Não costumo escrever artigo na primeira pessoa, mas neste caso não tem jeito, pois o principal protagonista é o próprio autor destas mal traçadas, que me deixou verdadeiramente com a pulga atrás da orelha.

Fui a São Luís do Maranhão participar de um Fórum sobre Jornalismo e Direitos Humanos a convite da coordenadoria de Comunicação Social da Faculdade São Luís, numa oportunidade de debater com os universitários em uma cidade onde existem 12 jornais diários, talvez um recorde brasileiro.

Deparei-me com futuros jornalistas - estavam inscritos no Fórum também estudantes de Direito e Administração - antenados com as questões atuais da mídia.
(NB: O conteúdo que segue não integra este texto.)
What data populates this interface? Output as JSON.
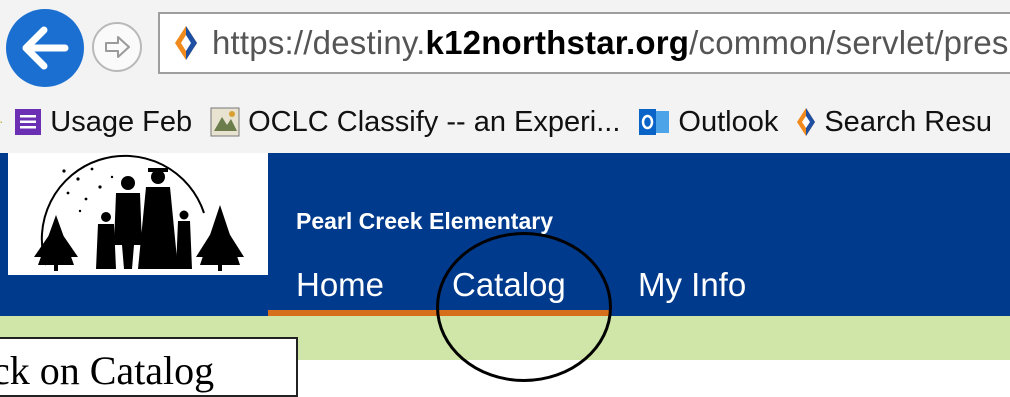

Em síntese, procurei demonstrar que a mídia tem responsabilidade que não pode fugir e que os setores conservadores procuram a todo custo incutir na opinião pública preconceitos do tipo “direito humano é coisa de bandido” etc. Creditei este estereótipo ao gênero senso comum, lembrando que o então Governador Leonel Brizola foi linchado pela mídia hegemônica exatamente por exigir que a polícia do Estado, militar e civil, respeitasse os direitos humanos em áreas pobres da cidade. Lembrei que uma semana antes da morte de Brizola, um articulista de O Globo, em junho de 2004, acusava o ex-governador de ser o responsável pela onda de violência que se abatia (e continua até hoje) sobre o Rio.

Na minha passagem pela capital maranhense aproveitei a oportunidade para realizar uma reportagem sobre a crise política que se abateu sobre o Estado com a decisão do Tribunal Superior Eleitoral de cassar o mandato do Governador Jackson Lago sob a alegação de “abuso do poder econômico” na eleição de outubro de 2006. Consegui me deslocar até o município de Santa Rita, a cerca de 70 quilômetros de São Luís, para ver a “Marcha Balaiada em defesa do voto”, organizado por movimentos sociais maranhenses, com destaque para o MST, e partidos políticos como o PT e PDT. Os manifestantes vinham de uma caminhada de 600 quilômetros denunciando o que consideravam um golpe da família Sarney contra a vontade popular.

Com uma máquina de filmar digital registrei a manifestação, que culminou com um comício do qual participou o ex-Ministro das Cidades e ex-governador do Rio Grande do Sul, Olívio Dutra. Fiquei radiante, pois tinha certeza que as imagens colhidas seriam possivelmente inéditas no Rio de Janeiro e mesmo em outras cidades brasileiras.

No dia seguinte, quando tinha pautado filmar a fachada do Tribunal de Contas do Estado, que tem o nome de Roseana Sarney, estampado em bronze, fui surpreendido com um assalto, na lagoa Jansen, praticado por cinco jovens (possivelmente nenhum deles tinha mais de 20 anos) que foram diretos na bolsa que eu levava no ombro, onde se encontrava, devidamente protegida, a máquina filmadora. Tinha colocado dentro da bolsa, juntamente uma câmara fotográfica, exatamente para não chamar a atenção, pois sabia que atualmente nas grandes cidades brasileiras todo o cuidado é pouco para estas coisas.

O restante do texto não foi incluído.